まず大前提として、体幹の機能低下やカラダを支える筋力が低下すると、良い姿勢を維持することが難しくなります。
そうなるとカラダが前のめりになった悪い姿勢になり、首や肩など後ろ側の筋肉が引き伸ばされ、かなりのストレスがかかります。
こうして肩こりになってしまう、そんな方が多いわけです。
肩こりの根本的な解消には単に肩をほぐすだけでなく、カラダに無理な負担をかけない正しい姿勢を取ること(姿勢の改善)が必要です。

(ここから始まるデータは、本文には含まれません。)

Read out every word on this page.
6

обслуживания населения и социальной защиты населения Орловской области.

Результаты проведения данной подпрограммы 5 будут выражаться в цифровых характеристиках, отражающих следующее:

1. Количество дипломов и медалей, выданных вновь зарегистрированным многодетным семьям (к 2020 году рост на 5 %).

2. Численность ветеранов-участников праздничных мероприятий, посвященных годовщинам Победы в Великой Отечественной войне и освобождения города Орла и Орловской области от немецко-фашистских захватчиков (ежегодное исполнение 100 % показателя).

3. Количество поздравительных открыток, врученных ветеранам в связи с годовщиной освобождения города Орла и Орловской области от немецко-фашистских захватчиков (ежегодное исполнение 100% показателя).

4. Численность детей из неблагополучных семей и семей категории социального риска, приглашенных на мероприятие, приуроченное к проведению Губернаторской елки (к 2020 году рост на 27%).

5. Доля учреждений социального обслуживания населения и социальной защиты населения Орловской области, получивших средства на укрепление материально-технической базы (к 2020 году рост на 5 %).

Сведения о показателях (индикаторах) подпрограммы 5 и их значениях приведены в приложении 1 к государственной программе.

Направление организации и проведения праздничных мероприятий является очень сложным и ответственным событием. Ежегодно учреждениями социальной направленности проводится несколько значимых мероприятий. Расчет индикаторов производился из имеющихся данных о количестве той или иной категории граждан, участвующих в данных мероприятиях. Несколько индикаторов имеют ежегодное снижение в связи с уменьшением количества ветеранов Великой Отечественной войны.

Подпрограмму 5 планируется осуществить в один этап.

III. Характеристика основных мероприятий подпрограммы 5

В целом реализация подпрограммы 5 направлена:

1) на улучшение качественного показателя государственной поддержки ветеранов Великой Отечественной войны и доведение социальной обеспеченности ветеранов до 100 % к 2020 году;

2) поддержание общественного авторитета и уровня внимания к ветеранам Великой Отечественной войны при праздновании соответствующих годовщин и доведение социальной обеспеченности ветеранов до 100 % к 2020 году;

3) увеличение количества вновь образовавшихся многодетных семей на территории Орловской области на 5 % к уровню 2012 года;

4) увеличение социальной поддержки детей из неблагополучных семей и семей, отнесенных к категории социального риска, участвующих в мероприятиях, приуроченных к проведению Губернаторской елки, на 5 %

大殿筋は姿勢維持のために働く筋肉なので、鍛えることが重要となってくるというわけです。
大殿筋とは
どんな筋肉?
では、実際大殿筋とはどんな筋肉なのでしょうか。
名前の通り、大きい殿部(お尻)の筋肉です。
まずはこちらの写真をご覧ください。
たしかにお尻のほとんどを覆っている大きい筋肉ですね。
大きいから大殿筋…
っていうことは大中小あるの?と思われた方、鋭いです。
中殿筋、小殿筋も存在します。
1つ1つの筋肉についてはまた別の機会に詳しく解説できればと思います。
話を大殿筋に戻しまして、大殿筋は人体の中で最も強力な筋肉です。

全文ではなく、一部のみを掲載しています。